Ему не то чтобы не спалось, а просто спать было жалко. И еще хотелось переговорить с капитаном или на крайний случай с водителем. Мечта подошла уже совсем близко, и дураком надо было быть, чтобы ее проворонить. Он чувствовал, что ночью, в тишине, среди трех сотен женщин, трем мужчинам (четвертый, старичок, верно, ушел в село к старухе) легче договориться, и потешаться над ним не будут, как позавчера в военкомате.

— Вот, горяченький, пальцы не обожгите! — Марья Ивановна вернулась с двумя кружками и миской каши. — Заправляйся, боец, и на боковую… — Она протянула студенту миску.

«Да у тебя все распланировано, — подумал Гаврилов. — Вот чертяка!

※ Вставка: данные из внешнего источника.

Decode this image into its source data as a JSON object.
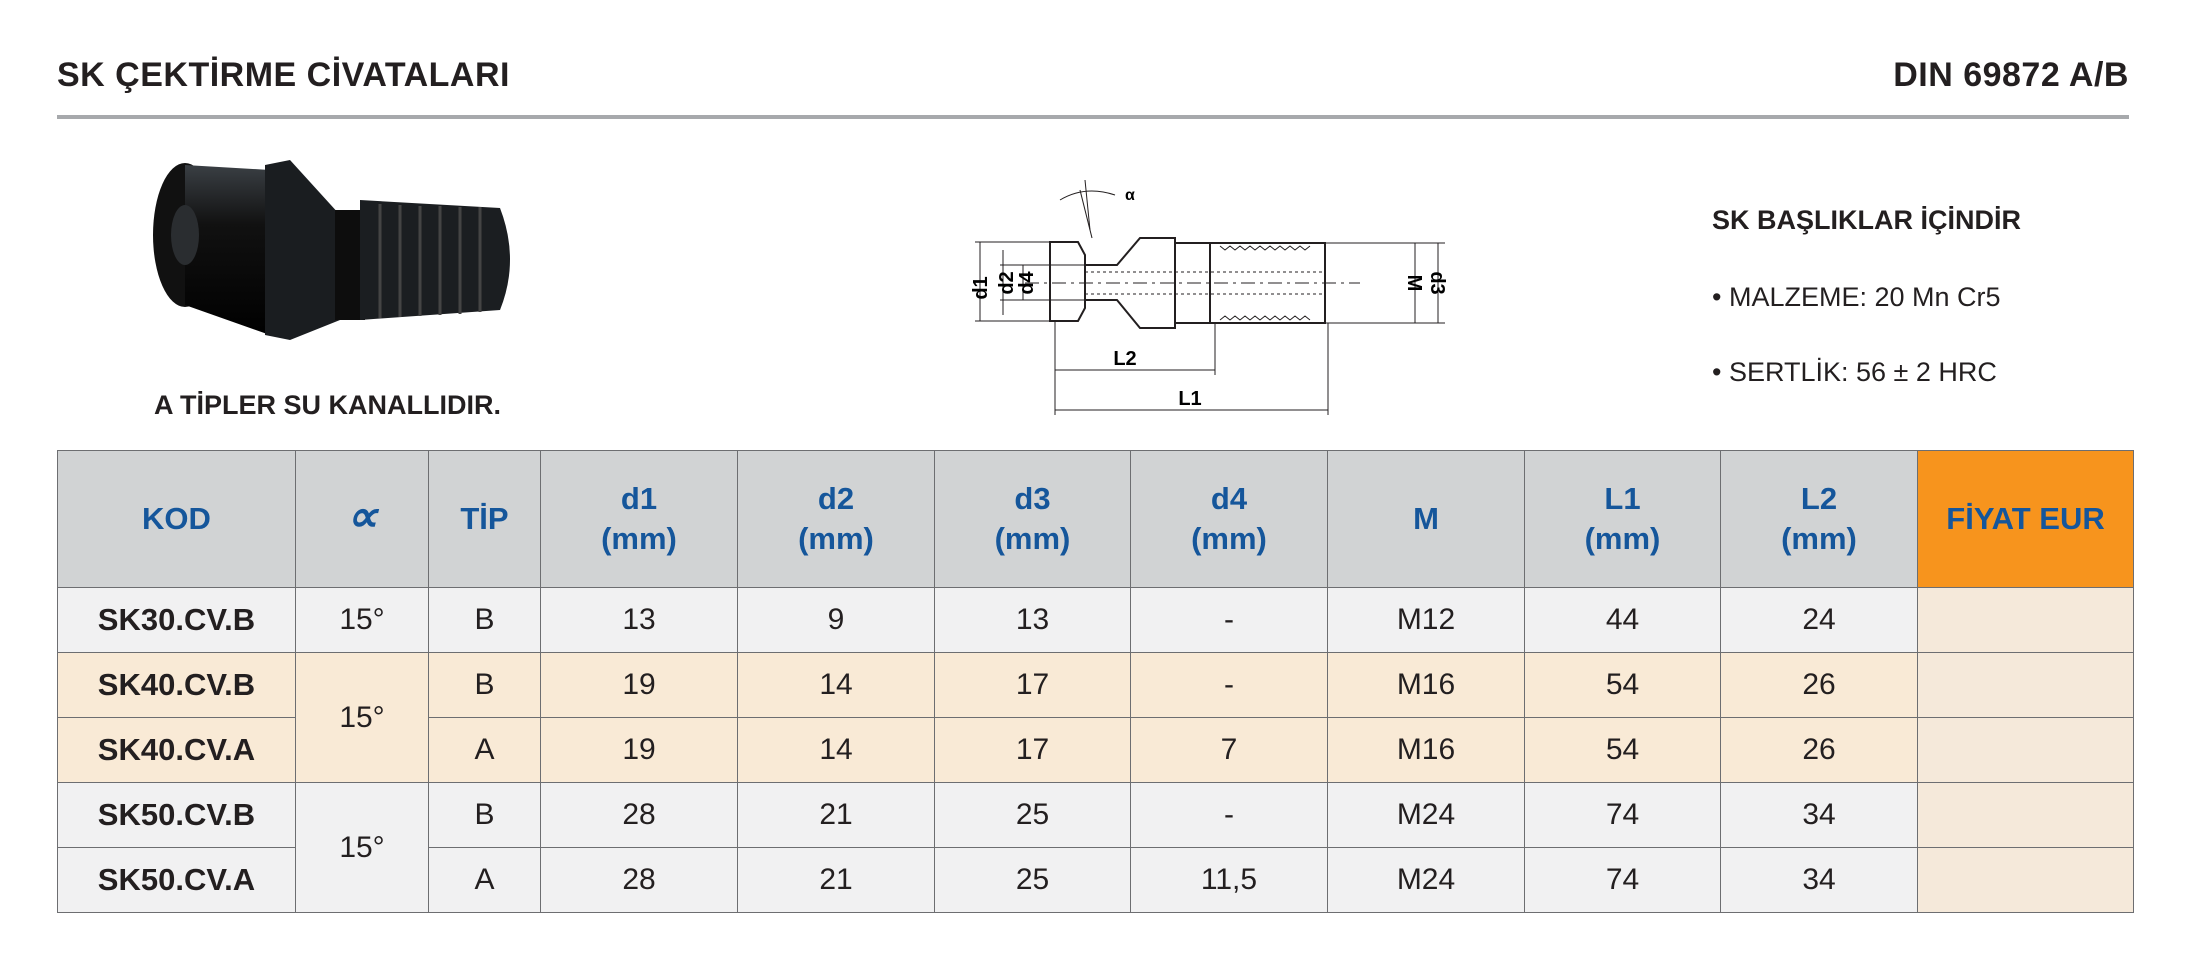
{
  "header": {
    "title": "SK ÇEKTİRME CİVATALARI",
    "standard": "DIN 69872 A/B"
  },
  "note": "A TİPLER SU KANALLIDIR.",
  "drawing": {
    "labels": [
      "d1",
      "d2",
      "d4",
      "M",
      "d3",
      "L2",
      "L1",
      "α"
    ]
  },
  "info": {
    "heading": "SK BAŞLIKLAR İÇİNDİR",
    "items": [
      "• MALZEME: 20 Mn Cr5",
      "• SERTLİK: 56 ± 2 HRC"
    ]
  },
  "colors": {
    "header_bg": "#d1d3d4",
    "header_text": "#15569b",
    "price_header": "#f7941d",
    "row_grey": "#f1f1f2",
    "row_beige": "#f9ead6"
  },
  "table": {
    "columns": [
      {
        "l1": "KOD"
      },
      {
        "icon": "angle-alpha-icon",
        "l1": "∝"
      },
      {
        "l1": "TİP"
      },
      {
        "l1": "d1",
        "l2": "(mm)"
      },
      {
        "l1": "d2",
        "l2": "(mm)"
      },
      {
        "l1": "d3",
        "l2": "(mm)"
      },
      {
        "l1": "d4",
        "l2": "(mm)"
      },
      {
        "l1": "M"
      },
      {
        "l1": "L1",
        "l2": "(mm)"
      },
      {
        "l1": "L2",
        "l2": "(mm)"
      },
      {
        "l1": "FİYAT EUR"
      }
    ],
    "rows": [
      {
        "kod": "SK30.CV.B",
        "angle": "15°",
        "tip": "B",
        "d1": "13",
        "d2": "9",
        "d3": "13",
        "d4": "-",
        "m": "M12",
        "l1": "44",
        "l2": "24",
        "price": ""
      },
      {
        "kod": "SK40.CV.B",
        "angle": "15°",
        "tip": "B",
        "d1": "19",
        "d2": "14",
        "d3": "17",
        "d4": "-",
        "m": "M16",
        "l1": "54",
        "l2": "26",
        "price": ""
      },
      {
        "kod": "SK40.CV.A",
        "tip": "A",
        "d1": "19",
        "d2": "14",
        "d3": "17",
        "d4": "7",
        "m": "M16",
        "l1": "54",
        "l2": "26",
        "price": ""
      },
      {
        "kod": "SK50.CV.B",
        "angle": "15°",
        "tip": "B",
        "d1": "28",
        "d2": "21",
        "d3": "25",
        "d4": "-",
        "m": "M24",
        "l1": "74",
        "l2": "34",
        "price": ""
      },
      {
        "kod": "SK50.CV.A",
        "tip": "A",
        "d1": "28",
        "d2": "21",
        "d3": "25",
        "d4": "11,5",
        "m": "M24",
        "l1": "74",
        "l2": "34",
        "price": ""
      }
    ]
  }
}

И чего они, матери-командирши, ко мне липнут? Или слабину какую находят?»

— Опять спасибо! — сказал он, возвращая кружку, и спрыгнул на землю.

— Боец в кабине ляжет, — шепнула, беря его под руку, старшая. — А тебе с бабами неудобно. Я закуток в сарае приберегла. Брезента, правда, не укараулила, девки под себя подложили. Но там не сыро. Доски есть.

— К женщинам иди, Марья Ивановна. Старые мы уже, — тоже тихо ответил Гаврилов, снова думая о телефонном разговоре, который теперь не казался ему таким веселым.

— Ну да — скажешь тоже! — С шутливой обидой обняла его старшая. «Гордится армеец или робеет? — решала про себя. — Наш брат, милиционер, попроще: не теряется!» — Какая же, — не сдавалась, — старая?

Мне тридцать второй только. Да и тебе много ли больше?

— Ровесники, — сказал Гаврилов, набавляя себе год.

— Ты серьезней глядишься. Да все равно не старость. Самая спелость, говорю тебе, капитан.

— Раненый я, — решил прекратить ненужный разговор, надеясь отвадить разом, но так, чтоб не обидеть, потому что вместе с ней командовать ему еще весь завтрашний день, а может, и дольше.

— Дела!.. — присвистнула старшая. — А ты женатый?!

— Женатый, — отрезал он, и подумал: «Вот липучка — клей резиновый!»

— Намучается с тобой баба, — теперь уже не жалея Гаврилова, развивала свои соображения старшая.

— Похоже. Ну, иди спать, Марья Ивановна.

— Отдыхай, бедолага, — сказала старшая, подымаясь по сбитым ступеням в храм. — Спать! Кому я сказала? — напустилась на Гошку, срывая на нем досаду. — Чего полуночничаете? — спросила в церкви Лию и Саньку. — Ложись, пухлявая. Я к тебе прижмусь. Вот надо же, как людей калечат! — вздохнула она, укладываясь между Ганей и Санькой. Ганя уже похрапывала. — Смехота, девки, — не дождавшись вопроса и не в силах держать в себе такую новость, стала она откровенничать.

— Ого! — прыснула Санька.

«Какой ужас! А она смеется!» — подумала Лия, и нехорошее чувство к подруге вместе с воспоминанием об ее отце-управдоме вернулось к ней. Она поднялась с пола и, осторожно пробираясь между спящими, двинулась к дверям.

— Куда ты? Ложись! — зашипела Санька.

— А ну, какой с нее сугрев? — зевнула старшая, вминаясь спиной в пухлую Саньку. «Вот не повезло! Ну да ладно, где наша не пропадала!..» — Она зевнула и приняла сон.